Keep in mind that AppleScript and it’s foundation is all written in C, it’s compared to AppleScript a very high performance programming languages. That implies that self written implementations in plain AppleScript is slower than AppleScript’s own implementations written in C (not using an AppleEvent). So compared to lists and records this is slow, but when you lookup values by iterating in plain AppleScript this performance advantage does apply also in this simple hash table.
So why should I use an hash table when I can’t use it in a way as in other programming languages?
Well like in my first line, this post is for educational purposes. Another thing is that even creating a list containing 10,000 items are slow, you can still lookup an item in a blink of an eye. There are many cases records or other alternatives are better but this hash table can lookup keys for existence and their keys doesn’t need to be set at compile time which is required for records.
Why is it case sensitive?
Some programming languages does support associative arrays with case insensitive keys but I prefer case sensitive and using lower case key names. It’s something personal and also in this context quite easier otherwise I had to convert the keys to lower or uppercase first in the hash function so that the outcome of “KEY” and “key” are the same.

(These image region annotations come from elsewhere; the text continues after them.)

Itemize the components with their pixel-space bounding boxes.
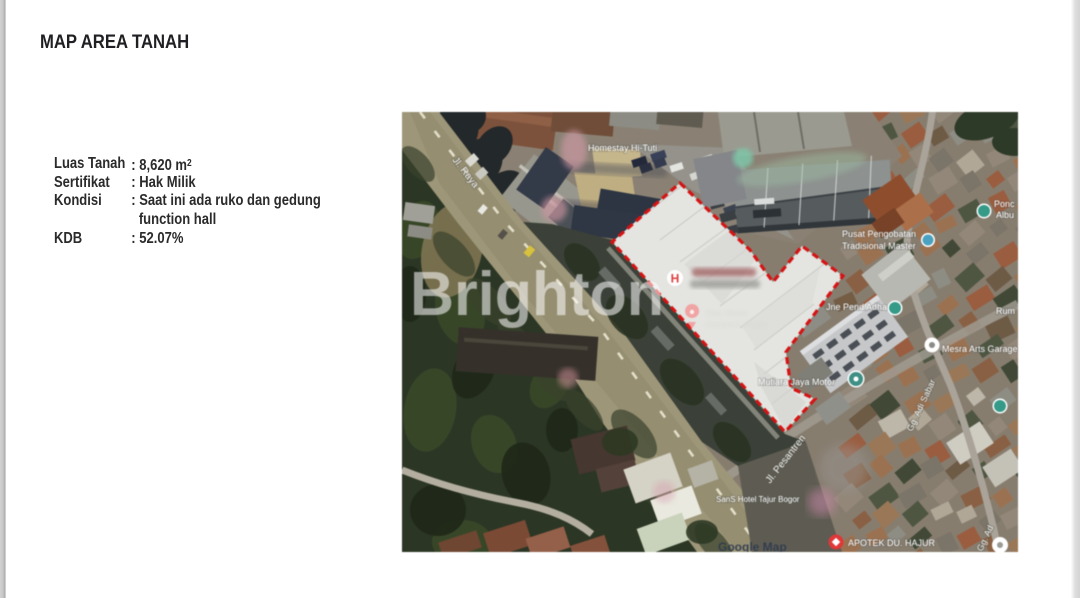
svg-text:Autoparts Bogor: Autoparts Bogor	[705, 319, 767, 329]
svg-text:SanS Hotel Tajur Bogor: SanS Hotel Tajur Bogor	[716, 495, 800, 504]
svg-text:Toko Media: Toko Media	[705, 308, 749, 318]
svg-text:Rum: Rum	[996, 306, 1015, 316]
svg-text:Jne Pend Adha: Jne Pend Adha	[826, 302, 887, 312]
svg-text:Brighton: Brighton	[410, 260, 664, 329]
svg-text:Ponc: Ponc	[994, 199, 1015, 209]
svg-text:Tradisional Master: Tradisional Master	[842, 241, 916, 251]
svg-text:Homestay Hi-Tuti: Homestay Hi-Tuti	[588, 143, 657, 153]
svg-text:Mutiara Jaya Motor: Mutiara Jaya Motor	[758, 377, 835, 387]
svg-text:APOTEK DU. HAJUR: APOTEK DU. HAJUR	[848, 538, 936, 548]
svg-text:Pusat Pengobatan: Pusat Pengobatan	[842, 229, 916, 239]
svg-text:Mesra Arts Garage: Mesra Arts Garage	[942, 344, 1018, 354]
svg-text:H: H	[671, 272, 680, 286]
svg-text:Albu: Albu	[996, 210, 1014, 220]
svg-text:Google Map: Google Map	[718, 540, 787, 552]
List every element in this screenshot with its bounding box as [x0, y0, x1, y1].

Edit 1: Shane Stanley suggested to change the loop to support single character keys
Edit 2: Nigel suggested to change the local variable name ‘hash’ because it collide with satimage users. Therefor I changed the local variable ‘hash’ into ‘_hash’. I also changed dictionary into dict
Edit 3: Shane pointed me to a translation error I made. The method initWithKeysAndValues is now spelled correctly
Edit 4: Updated some information because some of it doesn’t apply or AppleScript provides better alternatives by itself now.